Sunday's winner will advance to the semifinal rounds, which will be held Saturday, Nov. 17, at a site to be determined. The title game will be held at that same site on Sunday, Nov. 18, at 12 p.m.
Rutgers-Camden, which reached the ECAC title game last season before losing, 3-2, at host Lebanon Valley College, is looking for its fifth ECAC championship. The Raptors won titles in 2006, 2007, 2010 and 2014. The team now owns a 16-2 record in its seventh ECAC tournament since
Tim Oswald became the Raptors' head coach in 2006.
Both Rutgers-Camden (14-5-2) and Hood (8-8-1) collected 13 shots in the game, with each team netting four in the opening half and nine in the second half. Rutgers-Camden held a 6-3 advantage in corner kicks, including a 5-1 second-half margin.

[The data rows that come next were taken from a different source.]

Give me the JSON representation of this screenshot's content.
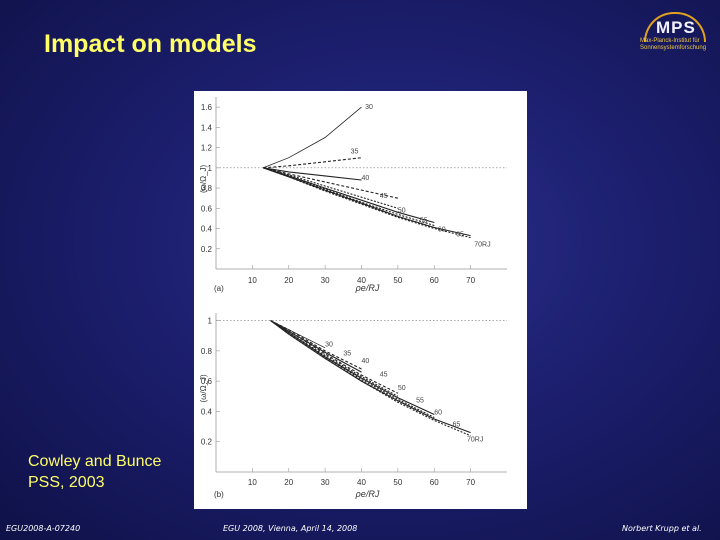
{
  "slide": {
    "title": "Impact on models",
    "caption_line1": "Cowley and Bunce",
    "caption_line2": "PSS, 2003",
    "footer_left": "EGU2008-A-07240",
    "footer_center": "EGU 2008, Vienna, April 14, 2008",
    "footer_right": "Norbert Krupp et al."
  },
  "logo": {
    "name": "MPS",
    "subtitle_line1": "Max-Planck-Institut für",
    "subtitle_line2": "Sonnensystemforschung",
    "ring_color": "#e0a020"
  },
  "chart_data": [
    {
      "type": "line",
      "panel_label": "(a)",
      "ylabel": "(ω/Ω_J)",
      "xlabel": "ρe/RJ",
      "x_ticks": [
        "10",
        "20",
        "30",
        "40",
        "50",
        "60",
        "70"
      ],
      "y_ticks": [
        "0.2",
        "0.4",
        "0.6",
        "0.8",
        "1",
        "1.2",
        "1.4",
        "1.6"
      ],
      "xlim": [
        0,
        80
      ],
      "ylim": [
        0,
        1.7
      ],
      "reference_line": 1,
      "x": [
        13,
        20,
        30,
        40,
        50,
        60,
        70
      ],
      "series": [
        {
          "name": "30",
          "values": [
            1.0,
            1.1,
            1.3,
            1.6,
            null,
            null,
            null
          ]
        },
        {
          "name": "35",
          "values": [
            1.0,
            1.02,
            1.06,
            1.1,
            null,
            null,
            null
          ]
        },
        {
          "name": "40",
          "values": [
            1.0,
            0.96,
            0.92,
            0.88,
            null,
            null,
            null
          ]
        },
        {
          "name": "45",
          "values": [
            1.0,
            0.94,
            0.86,
            0.78,
            0.7,
            null,
            null
          ]
        },
        {
          "name": "50",
          "values": [
            1.0,
            0.93,
            0.82,
            0.71,
            0.6,
            null,
            null
          ]
        },
        {
          "name": "55",
          "values": [
            1.0,
            0.92,
            0.8,
            0.68,
            0.56,
            0.46,
            null
          ]
        },
        {
          "name": "60",
          "values": [
            1.0,
            0.92,
            0.79,
            0.66,
            0.54,
            0.43,
            null
          ]
        },
        {
          "name": "65",
          "values": [
            1.0,
            0.91,
            0.78,
            0.65,
            0.52,
            0.41,
            0.33
          ]
        },
        {
          "name": "70RJ",
          "values": [
            1.0,
            0.91,
            0.77,
            0.64,
            0.51,
            0.4,
            0.31
          ]
        }
      ],
      "curve_labels": [
        {
          "text": "30",
          "x": 41,
          "y": 1.58
        },
        {
          "text": "35",
          "x": 37,
          "y": 1.14
        },
        {
          "text": "40",
          "x": 40,
          "y": 0.88
        },
        {
          "text": "45",
          "x": 45,
          "y": 0.7
        },
        {
          "text": "50",
          "x": 50,
          "y": 0.56
        },
        {
          "text": "55",
          "x": 56,
          "y": 0.46
        },
        {
          "text": "60",
          "x": 61,
          "y": 0.37
        },
        {
          "text": "65",
          "x": 66,
          "y": 0.32
        },
        {
          "text": "70RJ",
          "x": 71,
          "y": 0.22
        }
      ]
    },
    {
      "type": "line",
      "panel_label": "(b)",
      "ylabel": "(ω/Ω_J)",
      "xlabel": "ρe/RJ",
      "x_ticks": [
        "10",
        "20",
        "30",
        "40",
        "50",
        "60",
        "70"
      ],
      "y_ticks": [
        "0.2",
        "0.4",
        "0.6",
        "0.8",
        "1"
      ],
      "xlim": [
        0,
        80
      ],
      "ylim": [
        0,
        1.05
      ],
      "reference_line": 1,
      "x": [
        15,
        20,
        30,
        40,
        50,
        60,
        70
      ],
      "series": [
        {
          "name": "30",
          "values": [
            1.0,
            0.94,
            0.82,
            null,
            null,
            null,
            null
          ]
        },
        {
          "name": "35",
          "values": [
            1.0,
            0.94,
            0.8,
            0.68,
            null,
            null,
            null
          ]
        },
        {
          "name": "40",
          "values": [
            1.0,
            0.93,
            0.79,
            0.66,
            null,
            null,
            null
          ]
        },
        {
          "name": "45",
          "values": [
            1.0,
            0.93,
            0.78,
            0.64,
            0.52,
            null,
            null
          ]
        },
        {
          "name": "50",
          "values": [
            1.0,
            0.92,
            0.77,
            0.63,
            0.5,
            null,
            null
          ]
        },
        {
          "name": "55",
          "values": [
            1.0,
            0.92,
            0.76,
            0.62,
            0.49,
            0.38,
            null
          ]
        },
        {
          "name": "60",
          "values": [
            1.0,
            0.92,
            0.76,
            0.61,
            0.48,
            0.36,
            null
          ]
        },
        {
          "name": "65",
          "values": [
            1.0,
            0.91,
            0.75,
            0.6,
            0.47,
            0.35,
            0.26
          ]
        },
        {
          "name": "70RJ",
          "values": [
            1.0,
            0.91,
            0.75,
            0.6,
            0.46,
            0.34,
            0.24
          ]
        }
      ],
      "curve_labels": [
        {
          "text": "30",
          "x": 30,
          "y": 0.83
        },
        {
          "text": "35",
          "x": 35,
          "y": 0.77
        },
        {
          "text": "40",
          "x": 40,
          "y": 0.72
        },
        {
          "text": "45",
          "x": 45,
          "y": 0.63
        },
        {
          "text": "50",
          "x": 50,
          "y": 0.54
        },
        {
          "text": "55",
          "x": 55,
          "y": 0.46
        },
        {
          "text": "60",
          "x": 60,
          "y": 0.38
        },
        {
          "text": "65",
          "x": 65,
          "y": 0.3
        },
        {
          "text": "70RJ",
          "x": 69,
          "y": 0.2
        }
      ]
    }
  ]
}
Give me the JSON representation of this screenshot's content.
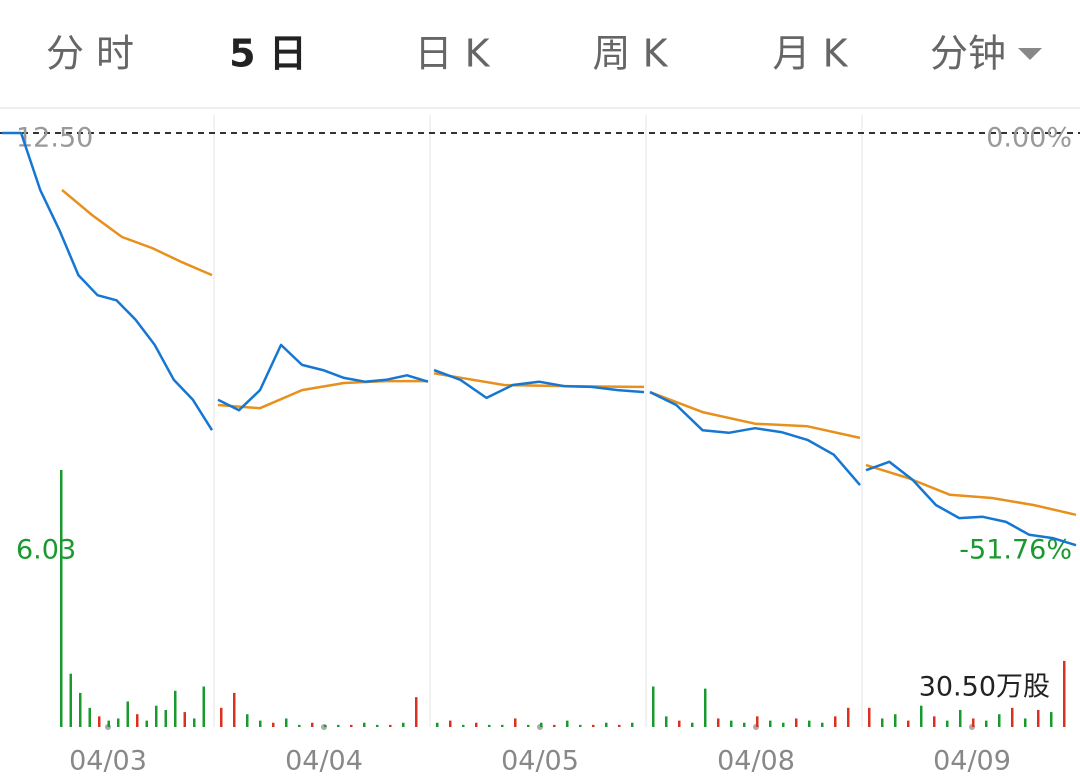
{
  "tabs": [
    "分 时",
    "5 日",
    "日 K",
    "周 K",
    "月 K",
    "分钟"
  ],
  "active_tab": 1,
  "chart_data": {
    "type": "line",
    "ylim": [
      6.03,
      12.5
    ],
    "yticks": [
      {
        "value": 12.5,
        "label": "12.50"
      },
      6.03
    ],
    "y2lim": [
      -51.76,
      0
    ],
    "y2ticks": [
      {
        "value": 0,
        "label": "0.00%"
      },
      {
        "value": -51.76,
        "label": "-51.76%"
      }
    ],
    "volume_ticks": [
      {
        "value": 30.5,
        "label": "30.50万股"
      }
    ],
    "price_color": "#1677d2",
    "avg_color": "#e8901c",
    "up_color": "#d8311f",
    "down_color": "#1a9a2e",
    "days": [
      {
        "label": "04/03",
        "price": [
          12.5,
          12.5,
          11.62,
          11.0,
          10.3,
          9.99,
          9.91,
          9.61,
          9.22,
          8.68,
          8.37,
          7.9
        ],
        "avg": [
          null,
          null,
          11.62,
          11.23,
          10.89,
          10.72,
          10.5,
          10.3
        ],
        "volume": [
          120.6,
          25,
          16,
          9,
          5,
          3,
          4,
          12,
          6,
          3,
          10,
          8,
          17,
          7,
          4,
          19
        ],
        "volume_up": [
          false,
          false,
          false,
          false,
          true,
          false,
          false,
          false,
          true,
          false,
          false,
          false,
          false,
          true,
          false,
          false
        ]
      },
      {
        "label": "04/04",
        "price": [
          8.37,
          8.21,
          8.52,
          9.22,
          8.91,
          8.83,
          8.71,
          8.65,
          8.68,
          8.75,
          8.65
        ],
        "avg": [
          8.29,
          8.24,
          8.52,
          8.63,
          8.66,
          8.66
        ],
        "volume": [
          9,
          16,
          6,
          3,
          2,
          4,
          1,
          2,
          1,
          1,
          1,
          2,
          1,
          1,
          2,
          14
        ],
        "volume_up": [
          true,
          true,
          false,
          false,
          true,
          false,
          false,
          true,
          false,
          false,
          true,
          false,
          false,
          true,
          false,
          true
        ]
      },
      {
        "label": "04/05",
        "price": [
          8.83,
          8.68,
          8.4,
          8.6,
          8.65,
          8.58,
          8.57,
          8.52,
          8.49
        ],
        "avg": [
          8.78,
          8.6,
          8.58,
          8.57
        ],
        "volume": [
          2,
          3,
          1,
          2,
          1,
          1,
          4,
          1,
          2,
          1,
          3,
          1,
          1,
          2,
          1,
          2
        ],
        "volume_up": [
          false,
          true,
          false,
          true,
          false,
          false,
          true,
          false,
          false,
          true,
          false,
          false,
          true,
          false,
          true,
          false
        ]
      },
      {
        "label": "04/08",
        "price": [
          8.49,
          8.29,
          7.9,
          7.86,
          7.93,
          7.87,
          7.75,
          7.52,
          7.05
        ],
        "avg": [
          8.49,
          8.18,
          8.0,
          7.96,
          7.78
        ],
        "volume": [
          19,
          5,
          3,
          2,
          18,
          4,
          3,
          2,
          5,
          3,
          2,
          4,
          3,
          2,
          5,
          9
        ],
        "volume_up": [
          false,
          false,
          true,
          false,
          false,
          true,
          false,
          false,
          true,
          false,
          false,
          true,
          false,
          false,
          true,
          true
        ]
      },
      {
        "label": "04/09",
        "price": [
          7.28,
          7.41,
          7.13,
          6.74,
          6.54,
          6.56,
          6.48,
          6.28,
          6.23,
          6.12
        ],
        "avg": [
          7.36,
          7.16,
          6.9,
          6.85,
          6.74,
          6.59
        ],
        "volume": [
          9,
          4,
          6,
          3,
          10,
          5,
          3,
          8,
          4,
          3,
          6,
          9,
          4,
          8,
          7,
          31
        ],
        "volume_up": [
          true,
          false,
          false,
          true,
          false,
          true,
          false,
          false,
          true,
          false,
          false,
          true,
          false,
          true,
          false,
          true
        ]
      }
    ]
  }
}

The Scarlet Raptors finally broke the scoring ice at 75:41 on the first career goal by Craver
(pictured above), an unassisted tally. They added an insurance goal by Douglas, his second career tally, at 86:24. It was assisted by freshman
Kaito Kitazawa and junior
Cristian Ognibene.
Both goalies, Hood's Danny Castillo and Raptor senior
James Brett, collected five saves. For Brett, his 18th career shutout moved him alone into fourth place on the program's all-time list, breaking the tie he had with Pete DeFeo (1984-87) at 17 shutouts. The win was the 42nd of his career, the second-highest total ever at Rutgers-Camden.